Dependency on the Makefile

by Paul Hsieh


For people who have not been duped into surrendering control of their programming projects to GUI based snake oil, authoring makefiles is a necessity. As projects become bigger its also usually inevitable that using some sort of automated make-depend rule generator is required. So as long as you know the source files its usually a breeze to compile. (WATCOM C/C++'s makefile system does not require an additional make-depend tool, since it supports the .AUTODEPEND directive.)

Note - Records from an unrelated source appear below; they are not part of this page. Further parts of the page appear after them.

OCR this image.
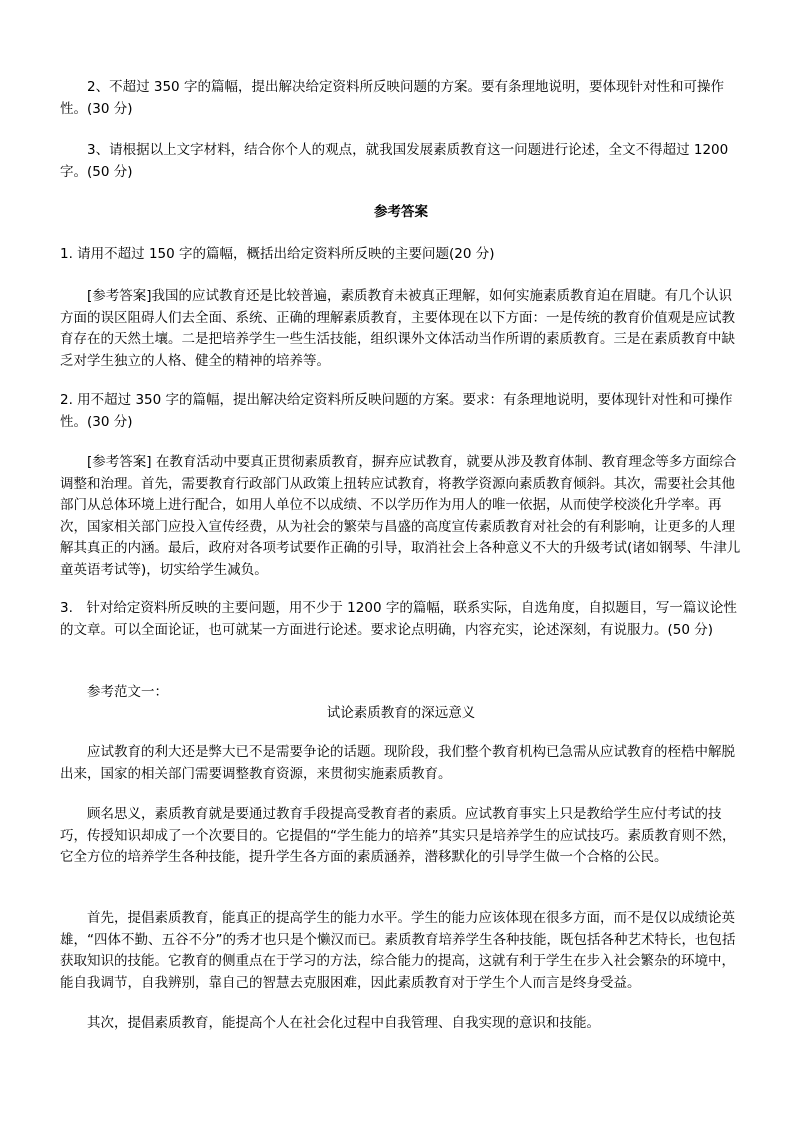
2、不超过 350 字的篇幅，提出解决给定资料所反映问题的方案。要有条理地说明，要体现针对性和可操作性。(30 分)

3、请根据以上文字材料，结合你个人的观点，就我国发展素质教育这一问题进行论述，全文不得超过 1200 字。(50 分)

参考答案

1. 请用不超过 150 字的篇幅，概括出给定资料所反映的主要问题(20 分)

[参考答案]我国的应试教育还是比较普遍，素质教育未被真正理解，如何实施素质教育迫在眉睫。有几个认识方面的误区阻碍人们去全面、系统、正确的理解素质教育，主要体现在以下方面：一是传统的教育价值观是应试教育存在的天然土壤。二是把培养学生一些生活技能，组织课外文体活动当作所谓的素质教育。三是在素质教育中缺乏对学生独立的人格、健全的精神的培养等。

2. 用不超过 350 字的篇幅，提出解决给定资料所反映问题的方案。要求：有条理地说明，要体现针对性和可操作性。(30 分)

[参考答案] 在教育活动中要真正贯彻素质教育，摒弃应试教育，就要从涉及教育体制、教育理念等多方面综合调整和治理。首先，需要教育行政部门从政策上扭转应试教育，将教学资源向素质教育倾斜。其次，需要社会其他部门从总体环境上进行配合，如用人单位不以成绩、不以学历作为用人的唯一依据，从而使学校淡化升学率。再次，国家相关部门应投入宣传经费，从为社会的繁荣与昌盛的高度宣传素质教育对社会的有利影响，让更多的人理解其真正的内涵。最后，政府对各项考试要作正确的引导，取消社会上各种意义不大的升级考试(诸如钢琴、牛津儿童英语考试等)，切实给学生减负。

3.　针对给定资料所反映的主要问题，用不少于 1200 字的篇幅，联系实际，自选角度，自拟题目，写一篇议论性的文章。可以全面论证，也可就某一方面进行论述。要求论点明确，内容充实，论述深刻，有说服力。(50 分)

参考范文一：

试论素质教育的深远意义

应试教育的利大还是弊大已不是需要争论的话题。现阶段，我们整个教育机构已急需从应试教育的桎梏中解脱出来，国家的相关部门需要调整教育资源，来贯彻实施素质教育。

顾名思义，素质教育就是要通过教育手段提高受教育者的素质。应试教育事实上只是教给学生应付考试的技巧，传授知识却成了一个次要目的。它提倡的“学生能力的培养”其实只是培养学生的应试技巧。素质教育则不然，它全方位的培养学生各种技能，提升学生各方面的素质涵养，潜移默化的引导学生做一个合格的公民。

首先，提倡素质教育，能真正的提高学生的能力水平。学生的能力应该体现在很多方面，而不是仅以成绩论英雄，“四体不勤、五谷不分”的秀才也只是个懒汉而已。素质教育培养学生各种技能，既包括各种艺术特长，也包括获取知识的技能。它教育的侧重点在于学习的方法，综合能力的提高，这就有利于学生在步入社会繁杂的环境中，能自我调节，自我辨别，靠自己的智慧去克服困难，因此素质教育对于学生个人而言是终身受益。

其次，提倡素质教育，能提高个人在社会化过程中自我管理、自我实现的意识和技能。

The one problem that is typically encountered, however, is that your sources are dependent on the definition of macros that are defined in the makefile. So if you change the macro in the makefile, you have to either completely remake or hand select the modules that are dependent on the macro change for remaking. Both options defeat the main purpose of what the makefile is trying to solve.

So the question is now put to us -- how does one make source make rules dependent on the makefile?

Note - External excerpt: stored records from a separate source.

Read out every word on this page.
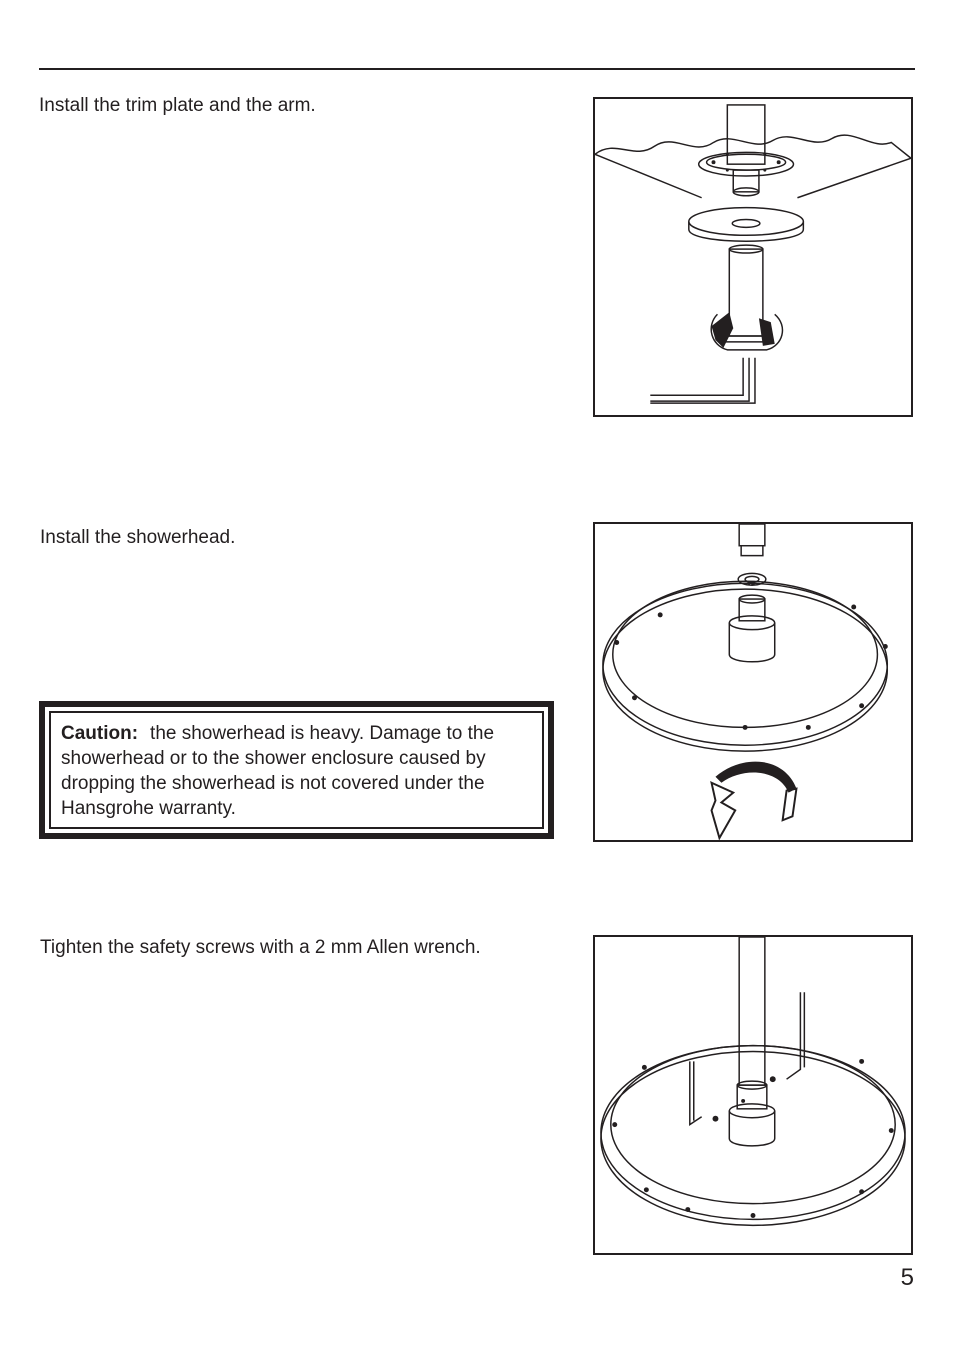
Install the trim plate and the arm.
Install the showerhead.
Caution: the showerhead is heavy. Damage to the showerhead or to the shower enclosure caused by dropping the showerhead is not covered under the Hansgrohe warranty.
Tighten the safety screws with a 2 mm Allen wrench.
5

Well for C sources, fortunately there is a clever hack that will allow you to include the makefile as part of the source file in a non-intrusive way. (Which is all that is required for an automated make-depend tool to generate the dependency.)

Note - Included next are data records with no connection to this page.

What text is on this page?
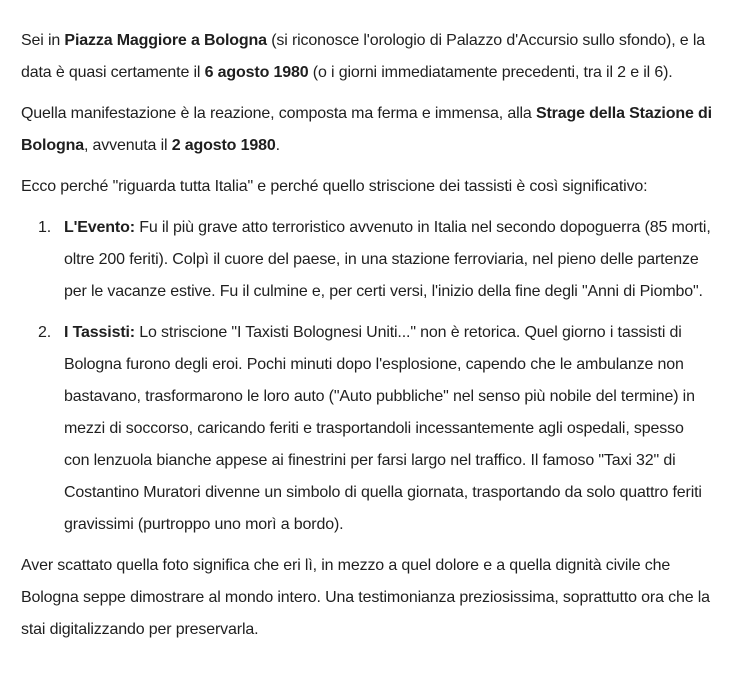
Sei in Piazza Maggiore a Bologna (si riconosce l'orologio di Palazzo d'Accursio sullo sfondo), e la data è quasi certamente il 6 agosto 1980 (o i giorni immediatamente precedenti, tra il 2 e il 6).

Quella manifestazione è la reazione, composta ma ferma e immensa, alla Strage della Stazione di Bologna, avvenuta il 2 agosto 1980.

Ecco perché "riguarda tutta Italia" e perché quello striscione dei tassisti è così significativo:

1. L'Evento: Fu il più grave atto terroristico avvenuto in Italia nel secondo dopoguerra (85 morti, oltre 200 feriti). Colpì il cuore del paese, in una stazione ferroviaria, nel pieno delle partenze per le vacanze estive. Fu il culmine e, per certi versi, l'inizio della fine degli "Anni di Piombo".
2. I Tassisti: Lo striscione "I Taxisti Bolognesi Uniti..." non è retorica. Quel giorno i tassisti di Bologna furono degli eroi. Pochi minuti dopo l'esplosione, capendo che le ambulanze non bastavano, trasformarono le loro auto ("Auto pubbliche" nel senso più nobile del termine) in mezzi di soccorso, caricando feriti e trasportandoli incessantemente agli ospedali, spesso con lenzuola bianche appese ai finestrini per farsi largo nel traffico. Il famoso "Taxi 32" di Costantino Muratori divenne un simbolo di quella giornata, trasportando da solo quattro feriti gravissimi (purtroppo uno morì a bordo).

Aver scattato quella foto significa che eri lì, in mezzo a quel dolore e a quella dignità civile che Bologna seppe dimostrare al mondo intero. Una testimonianza preziosissima, soprattutto ora che la stai digitalizzando per preservarla.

The standard convention for makefile comments is to use a "#" character at the beginning of a comment line. Furthermore one way to skip over C code from compilation is to surround it in a "#if 0"/"#endif" pair. Thus it remains to put "#if 0" as the first line of the makefile, and "#endif" as the last line of the makefile, then include the makefile in the C source. Then you can leave it to your make-depend tools to make sure that a given C source rule includes a dependency to the makefile.

Simple enough wouldn't you say? Unfortunately, this hack is C specific -- I don't know of any way to do something similar for assembly or other languages.